Separated from his children, Phillipa and James, cared for by their grandfather, “Miles,” played by Michael Caine, “Cobb” agrees to take on the job offered by “Saito,” played by Ken Watanabe. “Saito” offers to make a single phone call that will allow “Cobb” to go home to his children. The team goes into the mind of the target—will they succeed? Will “Cobb” be allowed to go home? And that is the McGuffin. The real clue is the implanation of an idea and the effects of this idea, which can take over the mind.
To Noland’s credit, he is absolutely straightforward with the audience. We are given all the facts up front. From the very beginning we know everything, but we chose to go along with the dream world that Noland has written for us. The director tells us that the mind, even the unconscious mind, has defenses that protect the secret. In real life such defenses are responses to the trauma of bad memories. We compulsively repeat certain kinds of dysfunctional behavior or we project onto others our own feelings. In Inception the mind of Fischer creates guards, guns, entire armies to resist invasion with the same single-minded resistance that a compulsive gambler will show to a therapist.

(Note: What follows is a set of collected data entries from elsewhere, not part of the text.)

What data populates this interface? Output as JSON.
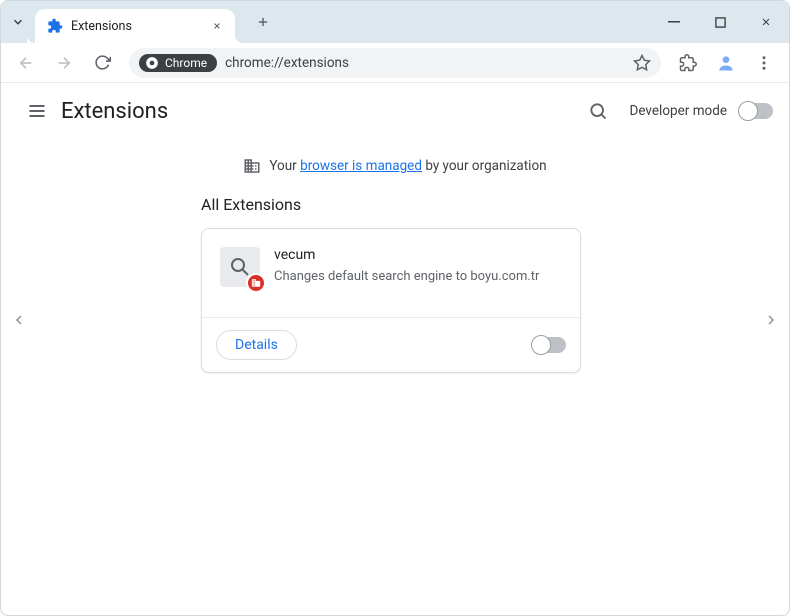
{
  "titlebar": {
    "tab_title": "Extensions"
  },
  "omnibox": {
    "chip_label": "Chrome",
    "url": "chrome://extensions"
  },
  "header": {
    "title": "Extensions",
    "developer_mode_label": "Developer mode"
  },
  "managed_banner": {
    "prefix": "Your ",
    "link": "browser is managed",
    "suffix": " by your organization"
  },
  "section": {
    "title": "All Extensions"
  },
  "extension": {
    "name": "vecum",
    "description": "Changes default search engine to boyu.com.tr",
    "details_label": "Details"
  }
}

The “secret,” a last will and testament is also a glimpse into the mind of his father. The mind of the parent is always a mystery to the child who is always futilely trying to interpret the adult way of thinking. It is the parent who inflicts the first wounds and the primal trauma on the mind of the child who buries the agony in the deepest vault of the mind. To get to this vault, the team must go deeper into the mind and encounter greater resistance to break into the castle, where the safe is to be found.

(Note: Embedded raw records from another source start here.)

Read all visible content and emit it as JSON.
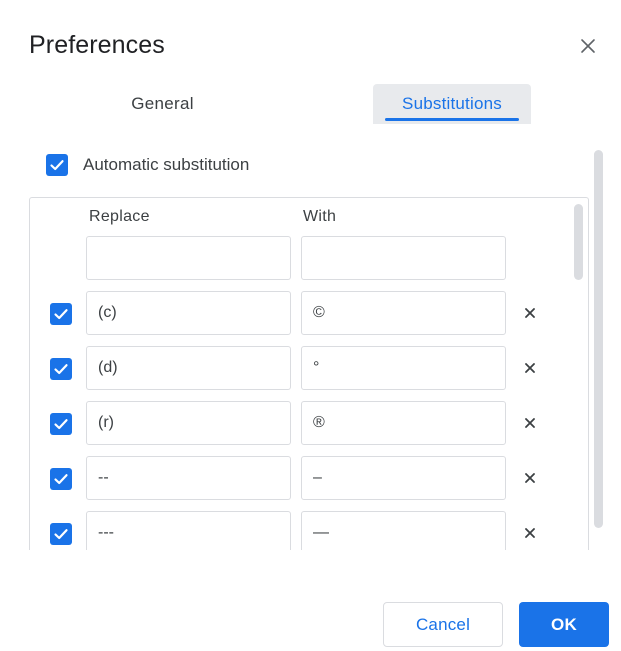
{
  "dialog": {
    "title": "Preferences",
    "close_icon": "close-icon"
  },
  "tabs": [
    {
      "label": "General",
      "active": false
    },
    {
      "label": "Substitutions",
      "active": true
    }
  ],
  "automatic_substitution": {
    "label": "Automatic substitution",
    "checked": true
  },
  "table": {
    "headers": {
      "replace": "Replace",
      "with": "With"
    },
    "new_row": {
      "replace": "",
      "with": ""
    },
    "rows": [
      {
        "checked": true,
        "replace": "(c)",
        "with": "©"
      },
      {
        "checked": true,
        "replace": "(d)",
        "with": "°"
      },
      {
        "checked": true,
        "replace": "(r)",
        "with": "®"
      },
      {
        "checked": true,
        "replace": "--",
        "with": "–"
      },
      {
        "checked": true,
        "replace": "---",
        "with": "—"
      }
    ]
  },
  "buttons": {
    "cancel": "Cancel",
    "ok": "OK"
  },
  "colors": {
    "accent": "#1a73e8",
    "tab_active_bg": "#e8eaed",
    "border": "#dadce0"
  }
}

For a two-hour film, Noland is exceeding generous to his large cast of actors. You never feel as if there are “stars,” who are in the lead or eat up most of the screen time. Each actor gets his or her due and is as fully developed as dream characters get. I have read comments about the violence in this film, but there is actually more action than violence. Fasten your seatbelts; this is a fun ride. Because we are in a dreamscape, the special effects are believable and amazing and you never get the effect of “digital effects” or “CGI” that have become so common to the run of the mill movie. Though less complex than Avatar, the artwork is just as compelling and powerful.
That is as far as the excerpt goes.